As the expression goes, “when the student is ready, the teacher appears”.
Take a moment to think about it through your own experience. You only feel comfortable to act upon something once you are ready (and not a second sooner). No amount of cajoling or coercion from another is likely going to change your state of readiness. But the moment you become ready, that’s it, you move, suddenly free to embrace the opportunity. The only one who can shift you from a state of not ready to ready is you.
So much of the suffering we experience in relationships is the result of attempting to force people or situations to be ready when they are not. This shows up as frustration, resentment, disconnection or worse. Another way of saying it is that it drains your life force from you. Both of you.
Imagine you are in the process of getting ready to go out for a nice dinner with your partner, and you are taking your time to look your best because it’s a special evening. Just then, your partner interrupts, worried about not getting to the restaurant in time, and attempts to hurry you out the door. Your pleasant mood ends, you are no more ready than you were the moment before, but now you are perturbed. As a result, you experience less trust and feel less connected to your partner. And when you eventually become ready, the two of you will now be in relationship with all of those negative feelings and contractions, and unless you are able to acknowledge, address and overcome them, they will likely ruin your night before it even begins.
All of this is the result of not noticing or not respecting someone’s state of readiness.
In business terms, this shows up a lot in sales. Far too often, business development people pursue stale or dead opportunities. Prospects are either ready or not ready for what you are offering, and when you learn to notice the difference and put all your energy and attention on those who are ready, your life becomes much easier and more satisfying.
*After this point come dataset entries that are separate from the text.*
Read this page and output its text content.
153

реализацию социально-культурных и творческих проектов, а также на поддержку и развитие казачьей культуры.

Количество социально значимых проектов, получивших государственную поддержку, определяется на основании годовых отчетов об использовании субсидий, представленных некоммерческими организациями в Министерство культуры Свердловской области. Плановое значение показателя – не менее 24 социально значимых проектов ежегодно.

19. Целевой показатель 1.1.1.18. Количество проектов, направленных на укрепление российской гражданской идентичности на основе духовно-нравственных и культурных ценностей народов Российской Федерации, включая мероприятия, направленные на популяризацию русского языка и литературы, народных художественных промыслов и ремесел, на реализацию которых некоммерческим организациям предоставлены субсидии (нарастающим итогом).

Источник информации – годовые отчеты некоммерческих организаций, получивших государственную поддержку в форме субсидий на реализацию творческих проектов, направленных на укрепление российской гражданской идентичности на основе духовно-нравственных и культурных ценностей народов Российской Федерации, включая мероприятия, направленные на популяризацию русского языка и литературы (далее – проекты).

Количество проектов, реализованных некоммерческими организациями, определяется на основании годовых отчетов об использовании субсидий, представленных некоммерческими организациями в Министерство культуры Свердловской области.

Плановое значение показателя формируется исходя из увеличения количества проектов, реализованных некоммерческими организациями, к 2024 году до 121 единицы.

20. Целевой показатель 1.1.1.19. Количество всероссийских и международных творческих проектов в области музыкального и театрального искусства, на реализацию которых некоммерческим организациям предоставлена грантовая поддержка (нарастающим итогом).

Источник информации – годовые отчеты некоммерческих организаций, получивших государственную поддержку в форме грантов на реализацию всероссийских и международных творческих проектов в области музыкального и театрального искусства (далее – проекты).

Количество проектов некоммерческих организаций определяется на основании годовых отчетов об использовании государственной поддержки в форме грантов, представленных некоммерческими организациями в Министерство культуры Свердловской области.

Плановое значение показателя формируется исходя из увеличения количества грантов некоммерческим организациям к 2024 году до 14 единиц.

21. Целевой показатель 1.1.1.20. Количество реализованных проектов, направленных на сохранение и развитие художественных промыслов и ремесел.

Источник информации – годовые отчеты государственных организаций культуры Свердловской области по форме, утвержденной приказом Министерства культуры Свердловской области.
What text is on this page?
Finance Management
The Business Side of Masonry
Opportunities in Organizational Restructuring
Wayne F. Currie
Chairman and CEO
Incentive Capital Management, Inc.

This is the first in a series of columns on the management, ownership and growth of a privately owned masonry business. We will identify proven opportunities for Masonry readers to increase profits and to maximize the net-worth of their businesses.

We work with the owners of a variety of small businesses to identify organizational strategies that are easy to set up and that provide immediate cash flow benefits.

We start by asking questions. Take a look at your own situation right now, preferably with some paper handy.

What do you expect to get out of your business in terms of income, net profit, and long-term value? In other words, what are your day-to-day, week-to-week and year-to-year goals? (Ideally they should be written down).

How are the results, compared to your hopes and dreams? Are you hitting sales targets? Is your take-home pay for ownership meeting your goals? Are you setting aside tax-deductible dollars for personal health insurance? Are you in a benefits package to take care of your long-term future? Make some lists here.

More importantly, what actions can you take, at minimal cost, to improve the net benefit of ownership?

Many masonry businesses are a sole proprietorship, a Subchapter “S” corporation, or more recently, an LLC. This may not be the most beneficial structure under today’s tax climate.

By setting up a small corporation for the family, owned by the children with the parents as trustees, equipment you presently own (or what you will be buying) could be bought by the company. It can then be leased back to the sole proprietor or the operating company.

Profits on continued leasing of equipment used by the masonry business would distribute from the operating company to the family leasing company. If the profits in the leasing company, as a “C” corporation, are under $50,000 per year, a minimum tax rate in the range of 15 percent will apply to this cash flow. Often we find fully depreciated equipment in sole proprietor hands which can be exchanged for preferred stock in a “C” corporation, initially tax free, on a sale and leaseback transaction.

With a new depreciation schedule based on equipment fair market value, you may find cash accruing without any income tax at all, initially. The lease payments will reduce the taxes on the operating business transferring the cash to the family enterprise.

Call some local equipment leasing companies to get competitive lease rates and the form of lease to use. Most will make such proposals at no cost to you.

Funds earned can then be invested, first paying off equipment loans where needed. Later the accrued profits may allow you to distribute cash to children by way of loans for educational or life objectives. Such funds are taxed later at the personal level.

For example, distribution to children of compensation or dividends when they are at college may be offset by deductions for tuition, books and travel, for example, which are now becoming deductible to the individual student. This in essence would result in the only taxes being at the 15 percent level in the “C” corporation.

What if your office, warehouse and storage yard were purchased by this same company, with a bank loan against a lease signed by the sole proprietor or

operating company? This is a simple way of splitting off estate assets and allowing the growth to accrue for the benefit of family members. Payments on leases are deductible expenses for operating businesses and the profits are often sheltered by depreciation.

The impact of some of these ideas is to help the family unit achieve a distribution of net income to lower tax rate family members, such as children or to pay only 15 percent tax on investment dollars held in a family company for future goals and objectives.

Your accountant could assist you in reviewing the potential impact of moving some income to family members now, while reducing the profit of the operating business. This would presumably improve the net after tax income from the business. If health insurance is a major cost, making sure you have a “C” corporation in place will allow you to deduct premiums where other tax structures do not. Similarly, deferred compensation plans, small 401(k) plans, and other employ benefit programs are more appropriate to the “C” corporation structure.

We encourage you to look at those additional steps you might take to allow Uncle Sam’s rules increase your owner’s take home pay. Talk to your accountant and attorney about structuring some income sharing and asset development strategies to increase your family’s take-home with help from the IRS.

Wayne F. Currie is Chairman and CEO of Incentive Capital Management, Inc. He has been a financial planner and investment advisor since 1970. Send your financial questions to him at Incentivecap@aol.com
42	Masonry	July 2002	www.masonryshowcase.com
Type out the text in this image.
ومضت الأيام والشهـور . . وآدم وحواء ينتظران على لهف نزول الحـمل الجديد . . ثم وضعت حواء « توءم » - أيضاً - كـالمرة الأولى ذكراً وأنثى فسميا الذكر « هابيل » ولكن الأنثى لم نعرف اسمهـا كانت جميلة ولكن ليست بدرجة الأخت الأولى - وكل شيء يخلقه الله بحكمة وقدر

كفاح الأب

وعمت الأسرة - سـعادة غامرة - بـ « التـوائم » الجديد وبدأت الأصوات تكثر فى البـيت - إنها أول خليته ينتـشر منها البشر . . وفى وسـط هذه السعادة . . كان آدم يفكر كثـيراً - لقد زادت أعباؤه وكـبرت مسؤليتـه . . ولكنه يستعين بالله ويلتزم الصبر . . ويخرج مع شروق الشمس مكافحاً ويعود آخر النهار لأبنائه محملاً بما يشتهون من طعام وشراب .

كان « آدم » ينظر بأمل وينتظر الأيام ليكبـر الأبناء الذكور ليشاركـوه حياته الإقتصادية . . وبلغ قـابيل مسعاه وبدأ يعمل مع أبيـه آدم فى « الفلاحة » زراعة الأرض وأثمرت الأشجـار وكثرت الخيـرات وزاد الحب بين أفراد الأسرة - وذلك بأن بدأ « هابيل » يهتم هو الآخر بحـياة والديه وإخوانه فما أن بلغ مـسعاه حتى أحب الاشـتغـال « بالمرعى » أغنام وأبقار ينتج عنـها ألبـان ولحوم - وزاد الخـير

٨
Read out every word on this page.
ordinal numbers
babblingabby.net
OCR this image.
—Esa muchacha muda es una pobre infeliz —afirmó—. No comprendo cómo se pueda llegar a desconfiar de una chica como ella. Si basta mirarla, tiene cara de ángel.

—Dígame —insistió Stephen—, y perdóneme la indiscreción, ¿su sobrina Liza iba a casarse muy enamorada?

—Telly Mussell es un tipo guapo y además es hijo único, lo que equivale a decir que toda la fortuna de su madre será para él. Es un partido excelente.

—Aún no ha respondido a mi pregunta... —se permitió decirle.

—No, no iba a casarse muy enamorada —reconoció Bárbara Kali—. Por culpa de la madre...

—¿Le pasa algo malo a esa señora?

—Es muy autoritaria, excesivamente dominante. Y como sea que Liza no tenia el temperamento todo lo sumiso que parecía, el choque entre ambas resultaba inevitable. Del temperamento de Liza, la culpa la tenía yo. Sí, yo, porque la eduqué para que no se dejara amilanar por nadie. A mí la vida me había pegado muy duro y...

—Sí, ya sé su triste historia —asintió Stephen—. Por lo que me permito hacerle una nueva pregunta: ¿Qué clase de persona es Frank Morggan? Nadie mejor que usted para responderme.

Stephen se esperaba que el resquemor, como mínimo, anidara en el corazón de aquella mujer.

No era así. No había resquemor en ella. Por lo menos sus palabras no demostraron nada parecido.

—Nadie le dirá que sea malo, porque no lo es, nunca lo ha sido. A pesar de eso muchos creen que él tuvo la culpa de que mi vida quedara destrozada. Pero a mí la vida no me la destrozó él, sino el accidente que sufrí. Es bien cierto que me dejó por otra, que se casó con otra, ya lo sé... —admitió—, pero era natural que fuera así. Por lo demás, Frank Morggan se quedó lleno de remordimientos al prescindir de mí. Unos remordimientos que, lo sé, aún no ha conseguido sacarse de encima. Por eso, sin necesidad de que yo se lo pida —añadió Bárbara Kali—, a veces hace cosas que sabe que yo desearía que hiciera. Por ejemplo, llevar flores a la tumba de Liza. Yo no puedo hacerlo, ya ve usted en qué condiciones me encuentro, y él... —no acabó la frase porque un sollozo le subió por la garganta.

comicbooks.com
To the best of your abilities, seek to let go of any control you feel over other people. Avoid the feeling that you can solve, fix, and/or provide the magical solution to what someone else is grappling with. It doesn’t matter that you may have solutions, good advice, and/or products that can help them, if they are not ready to receive them. The other person has full agency to choose their own presence, responses, and decisions.
Always remain curious to other people’s state of readiness. When you notice they are ready, you can move ahead confidently, knowing you are in sync with each other. When you notice they are not ready, remain curious about what is causing that state and what they might need to shift to being ready without any agenda to make that shift for them. Respect their state of readiness and you will be well on your way to developing a powerful relationship with them.
The question is, are you ready to take this on?